Thatcher aides used royal baby to bury anti-nuclear protest coverage
Newly released files show Bernard Ingham urged prime minister to use photos of Prince William to combat CND
Margaret Thatcher's top advisers urged her to release photos of a baby Prince William to distract attention from a Campaign for Nuclear Disarmament (CND) rally over the Easter weekend in 1983, official government papers reveal.
Newly released Downing Street files show that Thatcher's press secretary, Bernard Ingham, feared only "an assassination attempt on the pope" or "a North Sea blow out" could steal news attention from the protest and recommended the release of footage of William on his first trip to Australia.
"I think that Good Friday is a lost cause," he said in a Downing Street meeting. "This is the day when the CND chain will (or will not) be formed between Aldermaston and Greenham Common. It is also a day when there is not much sport.
"However, what would take the trick would be press and TV pictures, for the release on the evening of Good Friday and/or Saturday newspapers, of Prince William in Australia."

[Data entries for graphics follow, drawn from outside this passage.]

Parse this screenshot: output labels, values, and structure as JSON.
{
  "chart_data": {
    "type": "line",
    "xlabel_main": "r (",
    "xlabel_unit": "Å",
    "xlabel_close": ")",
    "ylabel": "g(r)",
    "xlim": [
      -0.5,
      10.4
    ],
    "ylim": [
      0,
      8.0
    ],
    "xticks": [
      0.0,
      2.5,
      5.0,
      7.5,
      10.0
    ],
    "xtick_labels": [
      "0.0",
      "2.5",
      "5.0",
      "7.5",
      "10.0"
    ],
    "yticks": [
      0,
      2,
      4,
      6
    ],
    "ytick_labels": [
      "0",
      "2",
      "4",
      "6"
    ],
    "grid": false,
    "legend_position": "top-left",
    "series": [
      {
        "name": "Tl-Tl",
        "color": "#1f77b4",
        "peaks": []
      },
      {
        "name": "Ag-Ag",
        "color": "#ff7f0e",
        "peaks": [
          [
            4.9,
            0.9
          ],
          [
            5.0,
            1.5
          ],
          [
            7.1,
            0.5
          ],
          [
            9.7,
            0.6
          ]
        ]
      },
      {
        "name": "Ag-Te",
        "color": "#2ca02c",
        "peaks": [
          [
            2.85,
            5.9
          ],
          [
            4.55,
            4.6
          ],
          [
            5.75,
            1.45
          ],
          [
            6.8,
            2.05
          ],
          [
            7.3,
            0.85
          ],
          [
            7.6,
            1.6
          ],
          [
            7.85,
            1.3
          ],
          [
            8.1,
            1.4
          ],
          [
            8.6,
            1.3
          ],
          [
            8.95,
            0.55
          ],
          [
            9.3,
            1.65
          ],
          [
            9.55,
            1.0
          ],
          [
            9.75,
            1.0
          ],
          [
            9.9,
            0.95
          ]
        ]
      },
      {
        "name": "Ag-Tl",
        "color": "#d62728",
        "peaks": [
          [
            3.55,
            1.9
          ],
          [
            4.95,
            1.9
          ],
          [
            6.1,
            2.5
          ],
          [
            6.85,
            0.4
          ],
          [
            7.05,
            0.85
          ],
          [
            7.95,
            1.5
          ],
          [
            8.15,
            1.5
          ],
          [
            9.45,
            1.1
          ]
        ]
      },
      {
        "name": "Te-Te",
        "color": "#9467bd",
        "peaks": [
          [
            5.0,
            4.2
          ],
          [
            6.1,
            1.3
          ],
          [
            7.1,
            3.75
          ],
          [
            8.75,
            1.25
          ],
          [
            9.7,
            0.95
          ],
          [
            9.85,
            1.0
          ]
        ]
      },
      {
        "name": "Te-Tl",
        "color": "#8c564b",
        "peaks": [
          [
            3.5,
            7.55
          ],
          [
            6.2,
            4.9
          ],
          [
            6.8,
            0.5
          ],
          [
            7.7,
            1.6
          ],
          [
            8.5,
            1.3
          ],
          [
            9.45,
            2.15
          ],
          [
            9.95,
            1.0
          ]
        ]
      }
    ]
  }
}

Consequently, when the Prince of Wales and Princess Diana landed at Alice Springs, "a rather grumpy-looking William was duly brought down the aircraft steps by his nanny to be displayed to the cameras, before being quickly taken back on board", says the BBC.
The papers also show that ministers feared protests might be so "widespread and powerful" they could stop US cruise missiles from being based at RAF Greenham Common.
An official assessment by then foreign secretary Francis Pym of the impact of the anti-nuclear movement reveals the mass protests came closer to halting the deployment of US missiles than many assumed at the time, says The Guardian.
In a "personal and confidential" note, Pym warned Thatcher there was a risk of a mass movement and civil disobedience "so widespread and powerful that deployment of cruise missiles would actually become difficult or impossible".
A permanent "peace camp" was established by campaigners outside the RAF base in 1982, but the removal of nuclear weapons did not begin until the signing of the Intermediate Nuclear Forces treaty between the US and the USSR in 1987.
The last missile left the site in 1991, with the campaigners staying until the perimeter fences were taken down in 2000.